Another classic written and directed by Bong Joon-ho, the film is based on the true story of the first serial killer ever known in South Korea (who killed an estimate of ten women between 1986 and 1991). The thriller takes place in 1986, where Song Kang-ho (who has frequently collaborated with Bong in Parasite and The Host) plays Detective Park and Kim Sang-Kyungkyung (May 18), plays Detective Seo. Together they must solve the mystery of the young woman who has been violently raped and murdered. The film criticises abuse and the way justice worked during one of South Korea’s darkest periods (military dictatorship, political instability, censorship).

The Thieves (2012)

Slick suits, dark shades, shiny silver briefcases and high octane stunts – this action film tells the story of a gang of thieves at the top of their game, and their biggest job yet: to steal the “Tear of The Sun”. The 318-carat diamond is worth an eye-watering 20 million dollars, and locked away in a casino and will be broken out by Popie (Jung Jae-Lee), the muscle and brains, Pepsee (Hye-su Kim) the safecracker, Yenicall (Giann Jun) who climbs walls, Zampano (Soo Hyun Kim) the strategy man, and Chewingum (Hae-suk Kim) who is a master of disguise. The problem is that there is no honour among thieves, especially not the crew Macao Park, Popie’s old partner, has forced their team to work with.

A Taxi Driver (2017)

Directed by Jang Hoon, A Taxi Driver is based on a true story of the Gwangju Massacre in 1980. Not only is it thoroughly entertaining but it’s doubles up as a history lesson for those unfamiliar with Gwangju, a small city in South Korea. At the time, residents took up arms to protect themselves against military forces after students of Chonnam University were fired upon, killed, raped, and beaten by government troops for peacefully protesting the martial law government. This film follows Kim Man Seo who agrees to drive German reporter Peter to Gwangju without knowing that he was driving straight to where the Gwangju Uprising was taking place.

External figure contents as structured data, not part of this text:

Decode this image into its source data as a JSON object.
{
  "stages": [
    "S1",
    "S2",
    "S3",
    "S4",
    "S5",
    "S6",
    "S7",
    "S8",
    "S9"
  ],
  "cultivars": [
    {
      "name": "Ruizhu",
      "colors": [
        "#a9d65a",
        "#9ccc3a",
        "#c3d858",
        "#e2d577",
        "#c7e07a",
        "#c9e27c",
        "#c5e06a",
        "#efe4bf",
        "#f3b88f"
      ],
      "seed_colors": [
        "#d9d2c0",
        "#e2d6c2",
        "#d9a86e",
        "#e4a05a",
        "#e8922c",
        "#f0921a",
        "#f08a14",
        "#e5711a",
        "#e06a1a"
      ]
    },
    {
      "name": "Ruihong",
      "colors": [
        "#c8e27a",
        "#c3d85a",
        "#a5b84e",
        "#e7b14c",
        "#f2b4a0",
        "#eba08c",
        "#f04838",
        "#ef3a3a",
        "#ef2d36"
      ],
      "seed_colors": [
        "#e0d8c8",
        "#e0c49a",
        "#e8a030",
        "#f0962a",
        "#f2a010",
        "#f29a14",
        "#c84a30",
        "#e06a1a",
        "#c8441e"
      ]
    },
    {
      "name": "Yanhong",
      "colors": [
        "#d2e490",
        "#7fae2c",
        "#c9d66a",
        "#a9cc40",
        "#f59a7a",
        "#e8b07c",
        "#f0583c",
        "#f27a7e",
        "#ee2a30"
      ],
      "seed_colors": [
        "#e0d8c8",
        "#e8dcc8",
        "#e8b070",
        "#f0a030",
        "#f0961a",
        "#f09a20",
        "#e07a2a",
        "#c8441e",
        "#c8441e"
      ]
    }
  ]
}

Seob, who is unable to contact his daughter and he fears for his own safety returns to the capital city. However, as he tries to return to Seoul, he sees the pain and turmoil of those around him and returns to finish his job. Who doesn’t love an emotional story about raging against the man?

Snow Piercer (2013)

I’m being a little cheeky adding this to the list because the film is not spoken in Korean but how could I not tell you about a film that is directed by Bong Joon-ho and stars the delicious Chris Evans?

Bong created a sensational English-language debut featuring Chris Evans, Tilda Swinton, Octavia Spencer, and  Song Kang-ho. The film takes place in a post-apocalyptic Ice Age, where a failed global-warming experiment kills off most life on the planet. The final survivors board the train called the Snowpiercer, which continually circles the earth.

In true Bong fashion, the story heavily based on privilege or lack thereof since the train itself is separated by social class. Cryptic messages incite the ‘peasants’, lead by Chris’ character Curtis, into a revolution against the elite represented by Mason, played by Tilda. The film is brilliant and more importantly it is available on Netflix so you can stream it immediately.

Burning (2018)

Directed by Lee – Chang-dong, Burning is a psychological mystery, adapted from a short story by Haruki Murakami. It was also the recipient of FIPRESCI International Critics’ Prize award at Cannes 2018. 

It’s the off-kilter story of Ben (Steven Yeun The Walking Dead) who is caught in a weird love triangle involving Lee Jong-su (Yoo Ha-in) and vixen Shin Hae-mi (Jeon Jong-seo). The film explored the dynamic between these three characters and it unveils that the protagonist Lee is seemingly deceived and manipulated against his will.

The film is a social commentary on class divide and divides the audience in whether to side with wealthy Ben or underprivileged Lee.